Fast Company writer Adam L. Penenberg recently took part in an experiment in which the levels of oxytocin in his blood were measured before he tweeted and while he tweeted. (Oxytocin is the sexy brain chemical, the honeymoon chemical that doses happy couples and breastfeeding mothers.) The researcher, Paul Zak, measured a jump of 31 per cent, or as much as experienced by a groom on his wedding day.
This explained a lot. At tweetups, my tweeps and I laugh about how our partners don't "get" Twitter. How our partners ridicule Twitter-based portmanteaus, little knowing that they themselves may be twidows and twidowers. There's a world of them out there, men and women who watch their partners' eyes glaze over and realize their beloved is only half-listening while trying to think of a way to describe their sandwich in 140 characters. But our connection with Twitter is a special one.
Last week, I live-tweeted about the G20 protests for three days and had a somewhat scary, soggy four-hour ordeal, during which my iPhone was the only way I had of telling the world what was happening, before its screen crumped in the rain. When I finally got home, I hugged my boyfriend, and, still peeling off drenched clothes, booted up the computer.
It was like my relationship with Twitter had moved to a new level. Through adversity, we kinda tied the knot. All night, I had been holding my iPhone like it was a lifeline. And now I couldn't tear myself away.
After that, all I wanted to do was follow Twitter. Partly for information about what was going on around the G20, and partly for the solace I found in hearing from people who had had similar experiences. When I followed tweets from friends about a protest last Monday that went off without a hitch, my spirits rose.
These relationships (tweerelationships?) may be physically hollow but they're incredibly fulfilling. Our brain experiences tweeting, Dr. Zak said, "as if you were directly interacting with people you cared about or had empathy for." It makes sense, then, that during even minor episodes of turmoil - a bad day at work, a hard time with the kids, a weird allergy - we might turn to Twitter.

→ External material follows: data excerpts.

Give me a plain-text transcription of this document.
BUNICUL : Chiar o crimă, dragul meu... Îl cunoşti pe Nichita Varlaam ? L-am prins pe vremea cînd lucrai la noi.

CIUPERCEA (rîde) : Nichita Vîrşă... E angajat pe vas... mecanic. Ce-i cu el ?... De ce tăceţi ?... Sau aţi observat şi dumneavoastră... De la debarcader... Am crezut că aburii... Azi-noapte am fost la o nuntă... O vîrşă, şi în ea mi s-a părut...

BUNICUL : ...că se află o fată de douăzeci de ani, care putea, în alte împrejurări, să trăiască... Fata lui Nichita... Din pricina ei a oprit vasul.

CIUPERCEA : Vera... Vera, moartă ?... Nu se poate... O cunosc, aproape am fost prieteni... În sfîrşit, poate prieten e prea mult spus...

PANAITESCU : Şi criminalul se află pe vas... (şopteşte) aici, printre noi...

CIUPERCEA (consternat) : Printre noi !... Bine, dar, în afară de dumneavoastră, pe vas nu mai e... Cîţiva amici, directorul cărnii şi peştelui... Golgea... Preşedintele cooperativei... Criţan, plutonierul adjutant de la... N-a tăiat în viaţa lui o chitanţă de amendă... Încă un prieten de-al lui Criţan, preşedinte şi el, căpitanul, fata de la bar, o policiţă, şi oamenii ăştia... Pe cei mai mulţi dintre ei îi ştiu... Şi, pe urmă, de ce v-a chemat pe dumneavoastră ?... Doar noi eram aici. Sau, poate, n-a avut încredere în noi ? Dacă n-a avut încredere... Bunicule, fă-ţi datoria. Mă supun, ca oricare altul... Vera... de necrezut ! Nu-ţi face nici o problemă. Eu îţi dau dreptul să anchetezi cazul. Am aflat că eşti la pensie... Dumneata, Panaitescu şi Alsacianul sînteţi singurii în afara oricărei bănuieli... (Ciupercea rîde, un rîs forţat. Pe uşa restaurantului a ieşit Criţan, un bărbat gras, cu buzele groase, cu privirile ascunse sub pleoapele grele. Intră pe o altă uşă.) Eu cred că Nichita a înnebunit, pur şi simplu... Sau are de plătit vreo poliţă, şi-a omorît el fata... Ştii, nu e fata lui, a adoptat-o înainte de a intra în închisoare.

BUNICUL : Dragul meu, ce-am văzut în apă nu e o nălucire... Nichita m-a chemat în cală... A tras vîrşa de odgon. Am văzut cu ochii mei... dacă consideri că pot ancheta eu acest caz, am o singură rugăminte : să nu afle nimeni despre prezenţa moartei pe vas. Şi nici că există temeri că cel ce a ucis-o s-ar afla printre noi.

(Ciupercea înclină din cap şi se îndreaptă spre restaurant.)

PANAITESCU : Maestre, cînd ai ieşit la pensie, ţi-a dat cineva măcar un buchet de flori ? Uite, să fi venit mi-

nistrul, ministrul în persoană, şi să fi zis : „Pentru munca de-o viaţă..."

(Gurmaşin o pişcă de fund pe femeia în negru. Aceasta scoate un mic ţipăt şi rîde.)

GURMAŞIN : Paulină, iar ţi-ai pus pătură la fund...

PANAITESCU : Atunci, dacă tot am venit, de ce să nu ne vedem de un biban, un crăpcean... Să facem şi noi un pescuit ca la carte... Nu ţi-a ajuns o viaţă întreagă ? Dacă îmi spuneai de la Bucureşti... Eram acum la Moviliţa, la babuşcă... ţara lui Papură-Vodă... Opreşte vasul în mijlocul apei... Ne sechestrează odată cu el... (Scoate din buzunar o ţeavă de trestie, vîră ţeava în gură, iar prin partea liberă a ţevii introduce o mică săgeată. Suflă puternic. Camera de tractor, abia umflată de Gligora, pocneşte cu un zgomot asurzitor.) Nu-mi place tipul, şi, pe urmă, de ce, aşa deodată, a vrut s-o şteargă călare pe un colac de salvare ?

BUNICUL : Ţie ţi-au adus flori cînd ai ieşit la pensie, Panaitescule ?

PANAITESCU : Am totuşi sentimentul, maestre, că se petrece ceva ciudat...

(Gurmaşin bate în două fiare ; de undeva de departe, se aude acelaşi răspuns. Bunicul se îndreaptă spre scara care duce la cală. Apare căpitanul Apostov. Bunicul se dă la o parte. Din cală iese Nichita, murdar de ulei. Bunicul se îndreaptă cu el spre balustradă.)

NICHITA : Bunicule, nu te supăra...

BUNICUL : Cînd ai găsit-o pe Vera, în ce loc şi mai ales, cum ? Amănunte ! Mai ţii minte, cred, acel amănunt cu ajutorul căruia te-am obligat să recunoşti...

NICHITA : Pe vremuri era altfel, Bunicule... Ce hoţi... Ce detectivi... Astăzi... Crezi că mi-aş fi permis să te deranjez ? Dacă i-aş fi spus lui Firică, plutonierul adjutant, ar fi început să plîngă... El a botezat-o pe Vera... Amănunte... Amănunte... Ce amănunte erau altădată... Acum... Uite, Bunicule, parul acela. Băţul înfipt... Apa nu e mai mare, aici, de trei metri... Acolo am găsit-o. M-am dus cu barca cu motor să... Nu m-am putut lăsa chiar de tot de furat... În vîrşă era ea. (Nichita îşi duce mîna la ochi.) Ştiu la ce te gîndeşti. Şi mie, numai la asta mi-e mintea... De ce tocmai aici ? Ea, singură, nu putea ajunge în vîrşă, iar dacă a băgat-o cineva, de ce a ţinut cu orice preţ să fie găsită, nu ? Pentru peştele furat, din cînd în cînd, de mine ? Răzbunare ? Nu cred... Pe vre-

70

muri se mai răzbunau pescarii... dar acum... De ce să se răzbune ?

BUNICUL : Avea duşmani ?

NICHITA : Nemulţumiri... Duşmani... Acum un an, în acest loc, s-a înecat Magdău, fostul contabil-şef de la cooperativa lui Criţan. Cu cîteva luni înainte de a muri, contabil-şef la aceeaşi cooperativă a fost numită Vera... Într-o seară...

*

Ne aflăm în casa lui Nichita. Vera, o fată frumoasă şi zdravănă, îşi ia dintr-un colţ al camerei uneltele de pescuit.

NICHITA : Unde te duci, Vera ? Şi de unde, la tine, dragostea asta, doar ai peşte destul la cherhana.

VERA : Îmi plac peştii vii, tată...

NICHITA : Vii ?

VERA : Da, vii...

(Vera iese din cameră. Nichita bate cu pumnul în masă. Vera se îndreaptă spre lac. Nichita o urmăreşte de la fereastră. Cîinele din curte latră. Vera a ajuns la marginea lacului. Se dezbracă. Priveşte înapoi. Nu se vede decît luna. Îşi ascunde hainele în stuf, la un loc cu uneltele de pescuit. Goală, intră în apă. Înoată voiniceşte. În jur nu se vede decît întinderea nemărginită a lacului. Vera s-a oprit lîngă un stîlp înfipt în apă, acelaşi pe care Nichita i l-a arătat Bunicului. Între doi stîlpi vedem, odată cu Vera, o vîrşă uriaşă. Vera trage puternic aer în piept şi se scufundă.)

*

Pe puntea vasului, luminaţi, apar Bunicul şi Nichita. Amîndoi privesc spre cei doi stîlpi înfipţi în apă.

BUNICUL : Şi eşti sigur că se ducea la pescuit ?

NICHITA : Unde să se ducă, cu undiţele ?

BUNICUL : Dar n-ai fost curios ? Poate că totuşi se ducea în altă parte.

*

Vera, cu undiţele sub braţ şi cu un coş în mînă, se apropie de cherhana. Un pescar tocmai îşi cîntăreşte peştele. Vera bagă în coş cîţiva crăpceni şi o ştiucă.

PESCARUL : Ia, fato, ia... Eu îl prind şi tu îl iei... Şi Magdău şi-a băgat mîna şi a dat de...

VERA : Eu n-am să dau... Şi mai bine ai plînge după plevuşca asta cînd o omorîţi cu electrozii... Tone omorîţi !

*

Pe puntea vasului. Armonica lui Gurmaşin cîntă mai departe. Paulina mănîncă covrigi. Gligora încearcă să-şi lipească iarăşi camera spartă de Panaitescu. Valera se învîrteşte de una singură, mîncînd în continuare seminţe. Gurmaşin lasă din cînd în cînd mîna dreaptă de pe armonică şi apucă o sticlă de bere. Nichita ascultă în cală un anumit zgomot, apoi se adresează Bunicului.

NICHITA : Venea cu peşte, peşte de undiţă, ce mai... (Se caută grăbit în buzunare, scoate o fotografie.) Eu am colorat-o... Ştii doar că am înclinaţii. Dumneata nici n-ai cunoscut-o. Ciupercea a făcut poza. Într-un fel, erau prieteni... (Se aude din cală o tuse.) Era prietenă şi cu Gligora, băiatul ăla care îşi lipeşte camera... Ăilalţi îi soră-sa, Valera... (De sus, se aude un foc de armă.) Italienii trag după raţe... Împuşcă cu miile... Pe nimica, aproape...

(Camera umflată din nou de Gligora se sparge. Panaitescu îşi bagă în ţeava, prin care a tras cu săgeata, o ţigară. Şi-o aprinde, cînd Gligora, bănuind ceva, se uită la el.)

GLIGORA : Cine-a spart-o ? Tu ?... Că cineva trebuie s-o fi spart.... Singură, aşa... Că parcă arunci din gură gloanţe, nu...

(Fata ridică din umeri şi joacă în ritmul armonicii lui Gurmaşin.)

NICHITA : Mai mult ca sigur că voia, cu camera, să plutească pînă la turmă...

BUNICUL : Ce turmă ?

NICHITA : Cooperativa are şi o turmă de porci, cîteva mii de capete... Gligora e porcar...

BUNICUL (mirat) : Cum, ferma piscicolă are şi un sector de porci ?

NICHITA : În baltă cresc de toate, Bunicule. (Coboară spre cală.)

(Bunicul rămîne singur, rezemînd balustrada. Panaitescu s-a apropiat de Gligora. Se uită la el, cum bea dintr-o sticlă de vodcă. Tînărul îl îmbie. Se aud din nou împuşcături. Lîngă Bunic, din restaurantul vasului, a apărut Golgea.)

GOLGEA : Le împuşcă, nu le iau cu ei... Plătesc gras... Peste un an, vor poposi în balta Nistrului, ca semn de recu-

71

There's a chance the oxytocin might even be responsible for charitable online natures. (While one study revealed that students are measurably less empathetic than they were 30 years ago - which researchers tied into the Internet's culture of narcissism - they are also big givers. Fundraising for the Haiti earthquake broke records, with many donations coming by text message, which as a demographic that is typically young and social-media savvy.) Dr. Zak's initial findings indicate that folks infused with oxytocin donated an average of 48 per cent more to charity than those administered the placebo.
So I'm making a case for polyamory. It's never easy, but with a modicum of finesse, it can be sustained. "Love the one you're with," as the song goes - just don't bring one on a date with the other. Don't grope your smart phone when you're lying in bed with your partner. And when it comes to crying on someone's shoulder, let me tell you, an iPhone can't deal with the moisture.